By "this sugary syntax", you mean passing an array of caps without associated booleans? Yeah, I think from a UX perspective it makes sense. Even though the nuts and bolts of how it's accomplished are different, when I add_cap, there's a mechanism that assumes I mean true (the default second arg). A consistent UX would allow for the same assumption to be made when assigning caps at role creation.

#8 @johnbillion
7 years ago

  • Keywords needs-patch needs-unit-tests added
  • Milestone set to Awaiting Review

This ticket was mentioned in PR #7351 on WordPress/wordpress-develop by @eclev91.


5 months ago
#9

  • Keywords has-patch added; needs-patch removed

Updates WP_Role::add_role to assume capabilities should be granted for capabilities not passed associatively.
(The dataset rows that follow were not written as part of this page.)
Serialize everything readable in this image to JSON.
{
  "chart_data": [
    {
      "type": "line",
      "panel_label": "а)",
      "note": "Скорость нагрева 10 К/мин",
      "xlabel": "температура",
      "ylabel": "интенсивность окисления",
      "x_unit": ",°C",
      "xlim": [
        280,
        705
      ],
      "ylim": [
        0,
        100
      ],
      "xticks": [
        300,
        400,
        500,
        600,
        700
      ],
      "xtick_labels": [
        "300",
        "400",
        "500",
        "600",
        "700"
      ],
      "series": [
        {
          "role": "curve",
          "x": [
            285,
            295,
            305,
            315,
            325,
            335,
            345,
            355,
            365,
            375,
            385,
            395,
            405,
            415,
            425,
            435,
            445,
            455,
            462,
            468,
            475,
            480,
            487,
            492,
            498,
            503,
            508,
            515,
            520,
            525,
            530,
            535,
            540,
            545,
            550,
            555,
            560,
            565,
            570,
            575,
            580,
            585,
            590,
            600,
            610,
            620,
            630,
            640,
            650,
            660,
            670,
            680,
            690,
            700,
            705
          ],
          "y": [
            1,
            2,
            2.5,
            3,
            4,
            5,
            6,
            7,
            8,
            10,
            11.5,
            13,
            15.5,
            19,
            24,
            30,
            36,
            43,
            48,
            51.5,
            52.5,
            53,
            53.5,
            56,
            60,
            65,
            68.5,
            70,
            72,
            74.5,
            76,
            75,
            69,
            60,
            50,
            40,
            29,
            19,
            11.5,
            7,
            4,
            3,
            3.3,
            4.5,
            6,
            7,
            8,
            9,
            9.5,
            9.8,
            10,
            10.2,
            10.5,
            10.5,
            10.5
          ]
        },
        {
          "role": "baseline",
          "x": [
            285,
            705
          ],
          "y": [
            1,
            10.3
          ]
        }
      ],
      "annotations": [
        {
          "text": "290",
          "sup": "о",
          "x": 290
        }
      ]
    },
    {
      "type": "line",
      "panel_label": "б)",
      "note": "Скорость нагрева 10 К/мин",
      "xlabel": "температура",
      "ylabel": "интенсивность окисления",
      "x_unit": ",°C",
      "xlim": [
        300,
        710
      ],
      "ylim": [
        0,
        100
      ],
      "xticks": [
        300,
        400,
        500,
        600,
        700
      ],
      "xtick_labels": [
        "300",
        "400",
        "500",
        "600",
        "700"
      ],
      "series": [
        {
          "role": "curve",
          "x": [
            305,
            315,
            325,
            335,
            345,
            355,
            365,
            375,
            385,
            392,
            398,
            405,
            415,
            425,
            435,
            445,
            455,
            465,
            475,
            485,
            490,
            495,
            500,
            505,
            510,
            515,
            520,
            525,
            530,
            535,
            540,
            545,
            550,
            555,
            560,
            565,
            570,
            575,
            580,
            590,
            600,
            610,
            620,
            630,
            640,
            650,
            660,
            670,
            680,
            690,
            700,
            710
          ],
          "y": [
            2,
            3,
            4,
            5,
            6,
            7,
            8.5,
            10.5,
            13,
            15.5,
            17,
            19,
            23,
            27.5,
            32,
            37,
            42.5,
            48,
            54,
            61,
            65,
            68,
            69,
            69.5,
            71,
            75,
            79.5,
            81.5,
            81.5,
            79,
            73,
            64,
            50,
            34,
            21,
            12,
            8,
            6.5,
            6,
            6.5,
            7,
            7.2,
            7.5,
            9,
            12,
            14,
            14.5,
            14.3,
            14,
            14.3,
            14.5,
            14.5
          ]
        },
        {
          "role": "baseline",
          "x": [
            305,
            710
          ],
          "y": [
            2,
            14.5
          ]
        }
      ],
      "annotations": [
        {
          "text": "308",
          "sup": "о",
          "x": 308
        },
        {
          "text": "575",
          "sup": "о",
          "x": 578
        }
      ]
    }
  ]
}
Trac ticket: https://core.trac.wordpress.org/ticket/43421

#10 @eclev91
5 months ago

  • Keywords has-unit-tests added; needs-unit-tests removed

#11 @eclev91
5 months ago

  • Summary changed from The $capabilities argument in the `add_role()` function is incompatible with `user_can` to The $capabilities argument in the `add_role()` function requires an explicit grant

#12 @johnbillion
6 days ago

  • Milestone changed from Awaiting Review to 6.8
  • Owner set to johnbillion
  • Status changed from reopened to reviewing
Note: See TracTickets for help on using tickets.